Connecting Ontology and Ethics in Relation to AI

In writing this series of posts I’m trying to lay out a certain line of thought I’ve been pursuing. This thought concerns the relation between human ontology and artificial intelligence. Certainly one expression of the issue is: If AI can replace or enhance human cognition and creativity, does it matter? That sounds confusing because I’m asking if enhancement or replacement matters, and possibly one would think the issue turns on replacement. I think the issue relates to both these issues, hence the phraseology.

If something matters then there is an ethical dimension to it. This in turn is what brings ontology into the discussion. The point being that AI potentially alters what we are or what we take ourselves to be. So if there is an ethical dimension to the decisions we make regarding our relation to AI, and our relation to AI is relevant to our self ontology, then the ethics involved are ethics relating to human ontology.

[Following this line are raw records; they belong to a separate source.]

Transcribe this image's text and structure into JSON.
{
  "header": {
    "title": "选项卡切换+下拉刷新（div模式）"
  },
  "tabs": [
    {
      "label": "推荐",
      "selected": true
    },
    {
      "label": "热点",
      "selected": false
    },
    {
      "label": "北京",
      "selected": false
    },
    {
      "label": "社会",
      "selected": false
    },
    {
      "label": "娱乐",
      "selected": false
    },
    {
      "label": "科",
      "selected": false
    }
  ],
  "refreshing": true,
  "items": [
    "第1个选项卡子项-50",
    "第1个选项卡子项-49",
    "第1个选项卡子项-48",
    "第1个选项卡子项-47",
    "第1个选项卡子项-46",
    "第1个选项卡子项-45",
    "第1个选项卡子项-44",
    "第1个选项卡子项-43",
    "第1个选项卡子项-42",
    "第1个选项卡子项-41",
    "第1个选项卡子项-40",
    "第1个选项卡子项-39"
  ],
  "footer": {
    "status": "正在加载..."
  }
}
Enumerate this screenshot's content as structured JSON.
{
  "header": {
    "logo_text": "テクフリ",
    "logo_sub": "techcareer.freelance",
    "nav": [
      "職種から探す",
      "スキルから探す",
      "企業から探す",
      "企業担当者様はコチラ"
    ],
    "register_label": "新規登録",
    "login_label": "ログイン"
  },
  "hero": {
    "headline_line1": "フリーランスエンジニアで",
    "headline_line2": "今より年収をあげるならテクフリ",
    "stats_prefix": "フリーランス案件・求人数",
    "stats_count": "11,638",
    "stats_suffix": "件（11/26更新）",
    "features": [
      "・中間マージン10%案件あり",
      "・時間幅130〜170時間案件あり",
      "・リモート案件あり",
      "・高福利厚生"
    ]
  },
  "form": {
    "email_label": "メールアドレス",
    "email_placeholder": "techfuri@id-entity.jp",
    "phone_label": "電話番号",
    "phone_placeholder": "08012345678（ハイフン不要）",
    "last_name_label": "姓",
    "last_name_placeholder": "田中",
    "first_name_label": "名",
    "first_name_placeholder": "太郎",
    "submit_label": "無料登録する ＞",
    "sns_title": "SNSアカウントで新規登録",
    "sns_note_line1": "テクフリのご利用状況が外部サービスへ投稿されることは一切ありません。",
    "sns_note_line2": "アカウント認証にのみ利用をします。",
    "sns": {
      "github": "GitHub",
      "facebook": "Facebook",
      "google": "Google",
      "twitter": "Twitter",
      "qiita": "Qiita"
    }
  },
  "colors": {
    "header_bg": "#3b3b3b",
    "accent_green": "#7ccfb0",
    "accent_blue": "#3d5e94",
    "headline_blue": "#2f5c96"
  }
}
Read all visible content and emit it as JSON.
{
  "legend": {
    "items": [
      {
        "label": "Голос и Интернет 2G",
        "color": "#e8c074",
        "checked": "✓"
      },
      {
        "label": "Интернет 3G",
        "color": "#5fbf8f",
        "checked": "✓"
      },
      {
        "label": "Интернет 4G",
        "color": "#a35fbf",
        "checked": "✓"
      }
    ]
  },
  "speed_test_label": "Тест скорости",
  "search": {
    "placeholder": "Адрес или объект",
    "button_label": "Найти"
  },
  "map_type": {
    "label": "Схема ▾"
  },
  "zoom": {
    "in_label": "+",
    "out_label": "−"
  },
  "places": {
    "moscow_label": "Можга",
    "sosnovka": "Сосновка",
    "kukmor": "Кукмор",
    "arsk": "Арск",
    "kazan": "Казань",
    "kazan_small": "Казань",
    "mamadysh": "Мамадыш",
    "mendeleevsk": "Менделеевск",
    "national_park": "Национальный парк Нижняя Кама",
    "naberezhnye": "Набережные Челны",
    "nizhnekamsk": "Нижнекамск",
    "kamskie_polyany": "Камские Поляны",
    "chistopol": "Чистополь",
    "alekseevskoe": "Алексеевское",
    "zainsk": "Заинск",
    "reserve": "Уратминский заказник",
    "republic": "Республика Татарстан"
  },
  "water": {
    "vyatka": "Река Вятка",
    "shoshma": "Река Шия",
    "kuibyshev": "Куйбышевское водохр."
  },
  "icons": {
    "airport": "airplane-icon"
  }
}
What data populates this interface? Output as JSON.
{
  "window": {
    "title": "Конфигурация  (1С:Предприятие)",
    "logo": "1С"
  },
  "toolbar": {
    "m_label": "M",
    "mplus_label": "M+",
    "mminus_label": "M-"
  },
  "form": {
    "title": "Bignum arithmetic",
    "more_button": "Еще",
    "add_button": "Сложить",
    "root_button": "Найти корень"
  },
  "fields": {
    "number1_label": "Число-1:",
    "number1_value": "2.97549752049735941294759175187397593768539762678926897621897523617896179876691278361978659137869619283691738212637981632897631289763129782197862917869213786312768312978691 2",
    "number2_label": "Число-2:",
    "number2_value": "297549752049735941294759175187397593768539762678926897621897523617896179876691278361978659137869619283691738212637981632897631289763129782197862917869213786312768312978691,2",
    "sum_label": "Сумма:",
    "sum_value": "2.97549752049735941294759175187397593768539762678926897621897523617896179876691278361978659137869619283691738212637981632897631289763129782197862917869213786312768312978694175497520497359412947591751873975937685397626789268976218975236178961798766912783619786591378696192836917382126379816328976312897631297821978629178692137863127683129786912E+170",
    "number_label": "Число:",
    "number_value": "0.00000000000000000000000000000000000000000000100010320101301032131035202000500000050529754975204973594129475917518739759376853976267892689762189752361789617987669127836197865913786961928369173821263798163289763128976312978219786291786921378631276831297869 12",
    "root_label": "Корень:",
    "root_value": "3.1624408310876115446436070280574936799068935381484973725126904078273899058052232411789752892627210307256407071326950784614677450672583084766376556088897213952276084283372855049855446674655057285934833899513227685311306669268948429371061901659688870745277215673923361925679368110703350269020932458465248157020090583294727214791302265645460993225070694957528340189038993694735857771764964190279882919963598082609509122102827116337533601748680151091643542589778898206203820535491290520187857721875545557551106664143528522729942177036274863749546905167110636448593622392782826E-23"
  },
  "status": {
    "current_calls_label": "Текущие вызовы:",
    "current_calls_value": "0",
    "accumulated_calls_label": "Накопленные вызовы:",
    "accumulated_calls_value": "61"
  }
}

Phrased another way, the reason ethics is relevant is that it seems we must ask the question:  ‘does it matter if humans lose some cognitive/creative abilities if there are successful AI protheses to do it for them?’ (let’s be clear, this question doesn’t say humans will lose them, it only asks about the possibility if they do). This in turn is relevant to ontology insofar as the ethical imperative here concerns, in one sense not our actions (though they are still relevant) but rather what we want to be. That is, if it can be said that we hold that we are a certain kind of being, and if AI can be said to be deleterious to our being that kind of being then it’s usage should be actively resisted such that this kind of being is preserved.